Une telle violence, à l’origine de dizaines de morts et de milliers de blessés, relève non seulement des traditions de la police égyptienne combinées à l’inexpérience des troupes engagées par la Sécurité centrale. C’est aussi un choix politique du Conseil supérieur des forces armées (CSFA), noyau dur du vrai pouvoir en Egypte.

Passé en quelque mois du statut de héros de la nation à celui de réplique de Moubarak, le CSFA paie son incapacité à répondre politiquement et socialement au mouvement. Promise en mars, l’augmentation du salaire minimum se fait toujours attendre, comme le contrôle des prix des biens alimentaires de base. Les différentes manipulations électorales permettant de réintroduire les affidés de Moubarak dans le jeu politique ont clairement montré que le sacrifice de l’ancien « raïs » visait à préserver une domination inchangée. Et les tractations des islamistes et des libéraux avec le pouvoir en place ont versé de l’huile sur le feu de la colère populaire.

  1. http://orta.pagesperso-orange.fr/solidint/revues/revues.htm

Entretien avec Fatma Ramadan*

Le mouvement ouvrier dans la révolution égyptienne

Quelle analyse fais-tu de la révolution ?

Fatma Ramadan : deux analyses différentes sont habituellement faites de la révolution égyptienne :

  • l’une, majoritaire, est de la décrire comme une révolution de la jeunesse, reposant sur Facebook et Internet. Ceux qui partagent ce point de vue demandent ironiquement : « où est la classe ouvrière » ?
  • L’autre, minoritaire, mais très présente au sein de la gauche radicale, donne un rôle essentiel à la classe ouvrière. Elle estime que la classe ouvrière a un potentiel énorme et qu’elle est capable de transformer la révolution actuelle en révolution sociale.

Mon analyse est plus nuancée que ces deux analyses. Le processus révolutionnaire n’a pas commencé le 25 janvier. C’est le résultat d’une longue histoire de luttes incluant la campagne de soutien à la deuxième Intifada en Palestine, la campagne contre la guerre en Irak. Cela a débouché sur une confrontation avec le pouvoir de Moubarak et l’opposition à la passation de pouvoir à son fils. Dans ce contexte de montée des luttes, un saut qualitatif a été franchi avec la grève du textile à Mahallah (2006) puis avec celle des collecteurs d’impôts fonciers (2007). Ces grèves, qui ont eu lieu malgré la répression par le patronat, l’Etat et la centrale syndicale officielle (ETUF), ont été le prélude de la révolution actuelle.
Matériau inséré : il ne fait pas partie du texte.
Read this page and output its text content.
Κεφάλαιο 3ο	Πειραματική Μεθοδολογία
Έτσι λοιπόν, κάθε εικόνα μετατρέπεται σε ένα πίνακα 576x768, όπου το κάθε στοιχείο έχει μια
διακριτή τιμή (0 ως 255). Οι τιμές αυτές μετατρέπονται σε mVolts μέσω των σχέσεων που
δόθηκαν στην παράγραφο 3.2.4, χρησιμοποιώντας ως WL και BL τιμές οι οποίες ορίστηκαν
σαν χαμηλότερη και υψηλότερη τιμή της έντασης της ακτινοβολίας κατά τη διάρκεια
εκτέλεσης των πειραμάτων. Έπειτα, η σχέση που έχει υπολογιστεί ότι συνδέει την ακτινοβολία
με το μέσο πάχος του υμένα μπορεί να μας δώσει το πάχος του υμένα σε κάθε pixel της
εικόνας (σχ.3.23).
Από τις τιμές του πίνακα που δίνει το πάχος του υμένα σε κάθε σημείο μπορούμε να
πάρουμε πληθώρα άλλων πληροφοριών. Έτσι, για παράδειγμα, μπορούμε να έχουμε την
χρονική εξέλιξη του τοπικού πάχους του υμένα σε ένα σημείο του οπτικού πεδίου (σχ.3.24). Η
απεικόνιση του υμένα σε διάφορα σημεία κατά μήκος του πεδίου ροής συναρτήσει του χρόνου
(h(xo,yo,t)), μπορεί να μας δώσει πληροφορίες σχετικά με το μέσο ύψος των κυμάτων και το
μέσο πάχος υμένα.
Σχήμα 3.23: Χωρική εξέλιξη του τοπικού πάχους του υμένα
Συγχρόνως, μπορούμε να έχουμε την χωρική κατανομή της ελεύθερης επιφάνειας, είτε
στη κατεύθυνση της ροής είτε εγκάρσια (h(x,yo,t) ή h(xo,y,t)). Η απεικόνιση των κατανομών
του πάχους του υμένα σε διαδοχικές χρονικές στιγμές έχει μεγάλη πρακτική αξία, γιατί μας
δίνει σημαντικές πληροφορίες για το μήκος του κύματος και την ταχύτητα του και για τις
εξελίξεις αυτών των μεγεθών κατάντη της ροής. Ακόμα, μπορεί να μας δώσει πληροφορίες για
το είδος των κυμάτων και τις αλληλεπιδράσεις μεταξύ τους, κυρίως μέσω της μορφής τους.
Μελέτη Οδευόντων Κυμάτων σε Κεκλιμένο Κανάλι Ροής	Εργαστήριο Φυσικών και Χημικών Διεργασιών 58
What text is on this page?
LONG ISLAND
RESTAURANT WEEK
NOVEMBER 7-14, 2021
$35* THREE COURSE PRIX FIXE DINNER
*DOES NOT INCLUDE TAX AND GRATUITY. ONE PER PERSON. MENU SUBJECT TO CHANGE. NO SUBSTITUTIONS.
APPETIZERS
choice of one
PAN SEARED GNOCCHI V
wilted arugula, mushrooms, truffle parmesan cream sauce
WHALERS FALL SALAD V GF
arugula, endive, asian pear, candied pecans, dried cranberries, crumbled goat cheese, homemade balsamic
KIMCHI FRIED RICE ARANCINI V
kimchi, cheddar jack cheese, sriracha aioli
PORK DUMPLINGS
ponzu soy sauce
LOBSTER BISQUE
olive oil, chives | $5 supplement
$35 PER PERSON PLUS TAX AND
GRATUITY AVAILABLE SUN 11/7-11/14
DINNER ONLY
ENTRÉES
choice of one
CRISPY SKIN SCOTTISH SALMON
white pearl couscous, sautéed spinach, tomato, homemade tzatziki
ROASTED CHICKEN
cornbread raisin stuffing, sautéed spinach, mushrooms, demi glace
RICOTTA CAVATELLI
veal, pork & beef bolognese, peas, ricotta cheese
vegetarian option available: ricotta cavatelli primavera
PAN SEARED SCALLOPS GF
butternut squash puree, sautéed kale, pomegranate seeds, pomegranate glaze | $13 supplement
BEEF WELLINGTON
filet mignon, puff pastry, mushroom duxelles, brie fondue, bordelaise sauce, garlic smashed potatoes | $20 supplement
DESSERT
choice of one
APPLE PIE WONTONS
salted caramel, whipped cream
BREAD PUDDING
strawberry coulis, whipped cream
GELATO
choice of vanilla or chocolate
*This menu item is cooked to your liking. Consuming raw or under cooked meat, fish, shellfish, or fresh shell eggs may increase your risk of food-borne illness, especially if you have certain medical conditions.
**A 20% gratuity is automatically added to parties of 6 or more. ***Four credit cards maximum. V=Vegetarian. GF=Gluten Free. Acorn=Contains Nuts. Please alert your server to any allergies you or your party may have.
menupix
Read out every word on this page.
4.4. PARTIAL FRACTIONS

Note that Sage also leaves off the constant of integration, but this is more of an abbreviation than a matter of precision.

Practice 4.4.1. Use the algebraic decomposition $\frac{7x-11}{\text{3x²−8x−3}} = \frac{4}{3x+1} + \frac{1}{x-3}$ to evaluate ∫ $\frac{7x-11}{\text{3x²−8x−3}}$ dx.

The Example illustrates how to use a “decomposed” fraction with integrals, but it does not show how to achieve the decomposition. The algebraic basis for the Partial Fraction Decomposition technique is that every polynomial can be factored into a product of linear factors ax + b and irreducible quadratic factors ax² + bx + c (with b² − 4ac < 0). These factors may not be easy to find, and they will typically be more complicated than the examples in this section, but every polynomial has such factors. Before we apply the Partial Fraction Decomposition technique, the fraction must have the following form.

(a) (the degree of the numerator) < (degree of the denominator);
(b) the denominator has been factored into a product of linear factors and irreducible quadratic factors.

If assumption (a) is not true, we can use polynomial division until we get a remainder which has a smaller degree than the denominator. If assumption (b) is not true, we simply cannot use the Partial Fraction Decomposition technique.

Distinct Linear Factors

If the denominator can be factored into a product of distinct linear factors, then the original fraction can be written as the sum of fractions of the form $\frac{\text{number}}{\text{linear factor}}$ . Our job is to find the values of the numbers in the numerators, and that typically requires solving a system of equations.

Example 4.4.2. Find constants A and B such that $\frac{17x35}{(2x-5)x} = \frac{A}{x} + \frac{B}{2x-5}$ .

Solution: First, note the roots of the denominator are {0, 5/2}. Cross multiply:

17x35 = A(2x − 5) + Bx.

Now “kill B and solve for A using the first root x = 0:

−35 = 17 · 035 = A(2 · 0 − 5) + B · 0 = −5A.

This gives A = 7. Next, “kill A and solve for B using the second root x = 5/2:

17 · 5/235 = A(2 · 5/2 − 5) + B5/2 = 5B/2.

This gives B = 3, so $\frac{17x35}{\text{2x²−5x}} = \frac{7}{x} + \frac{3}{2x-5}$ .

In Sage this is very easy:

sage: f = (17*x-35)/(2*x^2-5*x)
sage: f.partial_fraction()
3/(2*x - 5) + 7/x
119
Ce processus révolutionnaire, qui a une longue histoire, avait donc une composante ouvrière. Mais celle-ci s’intégrait dans un mouvement plus large incluant la lutte contre la politique néolibérale et une dimension internationale. Il est pour moi artificiel de vouloir séparer ces différents aspects. Les manifestations sur la place Tahrir ne réclamaient pas seulement la chute de la dictature, mais elles comportaient également un aspect social. C’était également vrai à Mahallah, Suez ou Alexandrie. Mais cette classe ouvrière s’est mobilisée jusqu’à présent essentiellement en tant qu’individus et pas collectivement en tant que classe.

Il est vrai que pendant la dernière semaine où Moubarak était au pouvoir, les sit-in de travailleurs ont joué un rôle décisif, mais le mouvement ne s’est pas généralisé. Il n’existait pas d’organe pouvant unifier le mouvement. Les grèves sont restées éparpillées et il n’y a pas eu d’expression collective de la classe ouvrière. Une grève générale était en préparation, mais pour l’empêcher, l’armée de façon intelligente a transformé Moubarak en bouc émissaire.

Pour toutes ces raisons, la question de l’organisation est pour moi centrale.

Comment vois-tu la situation actuelle ?

F.R. : un vieux militant – Fath Allah Mahrous du Parti socialiste Egyptien – aime à dire que nous sommes dans une situation de double pouvoir, avec d’un côté la rue, et de l’autre l’armée. Pour moi, il faut y ajouter un élément : l’organisation de la classe ouvrière. Et il est nécessaire de se focaliser sur cet aspect.

Dans cette situation de double pouvoir limité, il est clair que le Conseil supérieur des forces armées (CSFA) est en alliance avec des éléments issus de l’ancien régime, diverses forces conservatrices, dont les libéraux. Ils agissent énergiquement pour affaiblir l’aspect social de la révolution, par :

  • une campagne médiatique et idéologique,
  • la répression juridique (arrestations, procès, convocations de civils devant des tribunaux militaires…),
  • des lois imposées d’en haut, sans aucune consultation (criminalisation des grèves, entraves à la légalisation de partis, loi électorale restrictive…).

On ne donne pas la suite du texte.